With vaccine data, the United States has an opportunity to regenerate. The national vaccination effort itself is inconsistent and inconsistent, driven by state and county policies without a complete federal support system – but the data on vaccines need not reflect this inconsistency. Monitoring the distribution of vaccines and the speed of vaccination will provide a meaningful overview of the number of future cases, hospitals and deaths. And especially with the well-established racial and ethnic differences we see in COVID-19 cases and deaths, we need to have access to data that would reveal whether these inequalities have been addressed. treated – or strengthened – by our national vaccination effort.

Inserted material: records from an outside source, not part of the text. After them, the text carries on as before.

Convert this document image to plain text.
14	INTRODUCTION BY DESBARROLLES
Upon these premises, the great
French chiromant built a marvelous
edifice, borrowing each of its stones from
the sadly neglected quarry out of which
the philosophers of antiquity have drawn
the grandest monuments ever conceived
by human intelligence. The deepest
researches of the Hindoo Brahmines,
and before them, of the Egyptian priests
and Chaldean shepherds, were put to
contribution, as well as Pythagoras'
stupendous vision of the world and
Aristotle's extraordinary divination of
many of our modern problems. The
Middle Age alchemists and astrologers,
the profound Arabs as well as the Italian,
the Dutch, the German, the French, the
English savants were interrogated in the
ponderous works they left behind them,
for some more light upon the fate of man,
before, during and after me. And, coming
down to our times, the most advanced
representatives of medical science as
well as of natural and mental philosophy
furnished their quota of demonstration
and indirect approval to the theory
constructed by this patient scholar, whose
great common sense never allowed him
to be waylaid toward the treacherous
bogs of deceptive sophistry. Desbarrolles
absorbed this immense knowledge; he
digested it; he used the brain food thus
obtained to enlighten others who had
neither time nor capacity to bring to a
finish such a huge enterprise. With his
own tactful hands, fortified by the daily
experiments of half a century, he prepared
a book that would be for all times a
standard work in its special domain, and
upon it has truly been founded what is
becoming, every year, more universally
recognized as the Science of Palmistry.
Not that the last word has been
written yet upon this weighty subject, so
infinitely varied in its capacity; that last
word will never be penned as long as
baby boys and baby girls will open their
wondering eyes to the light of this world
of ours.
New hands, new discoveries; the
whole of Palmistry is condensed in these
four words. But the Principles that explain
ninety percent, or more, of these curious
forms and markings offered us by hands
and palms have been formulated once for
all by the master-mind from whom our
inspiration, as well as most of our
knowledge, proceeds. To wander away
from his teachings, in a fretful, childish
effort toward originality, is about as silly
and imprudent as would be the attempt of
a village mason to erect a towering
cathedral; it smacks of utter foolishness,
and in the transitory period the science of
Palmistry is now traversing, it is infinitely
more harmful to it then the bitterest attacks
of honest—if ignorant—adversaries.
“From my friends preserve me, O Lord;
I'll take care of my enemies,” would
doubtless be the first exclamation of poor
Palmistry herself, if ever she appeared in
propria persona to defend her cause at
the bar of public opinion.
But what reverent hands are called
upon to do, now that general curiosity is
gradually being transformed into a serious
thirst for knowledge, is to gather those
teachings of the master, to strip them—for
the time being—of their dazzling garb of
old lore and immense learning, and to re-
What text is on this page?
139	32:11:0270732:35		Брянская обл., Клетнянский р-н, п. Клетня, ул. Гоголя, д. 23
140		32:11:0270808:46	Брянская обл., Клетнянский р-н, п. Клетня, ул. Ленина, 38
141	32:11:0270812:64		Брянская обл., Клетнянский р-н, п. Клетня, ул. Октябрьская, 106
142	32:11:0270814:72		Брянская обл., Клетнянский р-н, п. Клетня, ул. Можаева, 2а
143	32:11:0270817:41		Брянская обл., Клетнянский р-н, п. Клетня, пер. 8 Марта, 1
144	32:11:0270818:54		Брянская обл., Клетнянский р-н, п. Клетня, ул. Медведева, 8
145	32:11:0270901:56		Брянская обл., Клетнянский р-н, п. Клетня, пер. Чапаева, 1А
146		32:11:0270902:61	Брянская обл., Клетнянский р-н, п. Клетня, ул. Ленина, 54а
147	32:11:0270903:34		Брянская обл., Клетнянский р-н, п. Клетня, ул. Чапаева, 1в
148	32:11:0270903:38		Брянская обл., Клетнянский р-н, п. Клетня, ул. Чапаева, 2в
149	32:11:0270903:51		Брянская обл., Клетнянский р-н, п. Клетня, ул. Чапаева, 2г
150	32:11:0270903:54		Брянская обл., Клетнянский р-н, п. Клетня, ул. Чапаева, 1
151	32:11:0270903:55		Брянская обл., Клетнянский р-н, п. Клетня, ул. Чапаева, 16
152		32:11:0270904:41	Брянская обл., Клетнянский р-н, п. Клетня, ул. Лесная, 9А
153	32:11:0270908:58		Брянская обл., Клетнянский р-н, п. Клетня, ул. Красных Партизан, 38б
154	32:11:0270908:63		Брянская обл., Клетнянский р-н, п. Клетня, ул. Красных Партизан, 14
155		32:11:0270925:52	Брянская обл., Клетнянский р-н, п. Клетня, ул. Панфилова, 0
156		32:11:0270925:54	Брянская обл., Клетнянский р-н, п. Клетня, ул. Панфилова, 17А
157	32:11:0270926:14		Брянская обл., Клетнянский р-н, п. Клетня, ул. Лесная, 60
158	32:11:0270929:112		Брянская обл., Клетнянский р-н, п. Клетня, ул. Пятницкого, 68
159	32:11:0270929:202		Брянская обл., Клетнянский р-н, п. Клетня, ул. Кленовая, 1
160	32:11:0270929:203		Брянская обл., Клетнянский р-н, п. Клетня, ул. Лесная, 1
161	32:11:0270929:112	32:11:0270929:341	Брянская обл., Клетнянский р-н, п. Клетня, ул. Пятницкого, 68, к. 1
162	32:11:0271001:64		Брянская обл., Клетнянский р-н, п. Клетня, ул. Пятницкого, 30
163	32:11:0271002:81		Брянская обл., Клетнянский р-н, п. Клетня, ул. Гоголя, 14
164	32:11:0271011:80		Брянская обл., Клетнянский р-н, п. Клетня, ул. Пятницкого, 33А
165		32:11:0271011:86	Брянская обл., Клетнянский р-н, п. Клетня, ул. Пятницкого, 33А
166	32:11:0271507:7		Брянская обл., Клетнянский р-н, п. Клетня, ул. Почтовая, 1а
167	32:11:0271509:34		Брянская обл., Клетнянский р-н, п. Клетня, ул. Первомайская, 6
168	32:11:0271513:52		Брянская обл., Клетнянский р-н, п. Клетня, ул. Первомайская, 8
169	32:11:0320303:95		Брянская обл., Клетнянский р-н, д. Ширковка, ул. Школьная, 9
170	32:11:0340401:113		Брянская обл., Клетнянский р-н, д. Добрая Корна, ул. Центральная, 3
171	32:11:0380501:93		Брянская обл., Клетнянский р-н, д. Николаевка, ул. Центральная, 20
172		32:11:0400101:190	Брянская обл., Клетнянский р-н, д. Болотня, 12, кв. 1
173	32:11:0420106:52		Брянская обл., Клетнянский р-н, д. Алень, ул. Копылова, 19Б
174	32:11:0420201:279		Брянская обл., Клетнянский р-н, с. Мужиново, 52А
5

As the CDC states, “A robust, nationally co-ordinated approach is essential to the collection, tracking and analysis of vaccine data, particularly in the early stages of vaccine administration. “The organization needs regular and timely reporting of complete demographic data on all vaccines. But almost a month after the first doses of the COVID-19 vaccine were given in the U.S., we have little public information about who is receiving the vaccine. The CDC publishes data on vaccine distribution and administered first doses – which is a good place to start – but has not yet released any demographic data.
The vaccine data published by individual states reproduces the mosaic nature of the other state-level COVID-19 data that our teams have been compiling since March. Our researchers have found 17 states currently reporting some data on the race and ethnicity of people receiving vaccines. Like other demographic information on COVID-19, in the absence of public reporting standards, states have chosen to report data in different ways. Several states combine respondents who claim to be heterosexual and “other”; Massachusetts combines four divisions into one; Mississippi identifies respondents only as Black, white, or Asian; Oregon reports people in every region they choose, meaning vaccine recipients who identify themselves in more than one region are counted more than once. These inconsistencies make proper comparisons among states – or any national understanding of the vaccine campaign – impossible.
In the absence of complete federal public health data or uniform standards for state-of-the-art reporting, we will continue to have an incomplete and incomprehensible understanding of the Americans receiving the vaccine, and where, and when. Without this information, it will be impossible to say whether vaccination efforts across the country are meeting their stated goals – and it will be impossible. Too much non-government effort cannot correct this problem. Federal public health bodies must publish all non-personally identifiable vaccine data – not in two or three or six months, but now.
Charlotte Minsky and Kara Schechtman of the COVID Management Project contributed to research and reporting.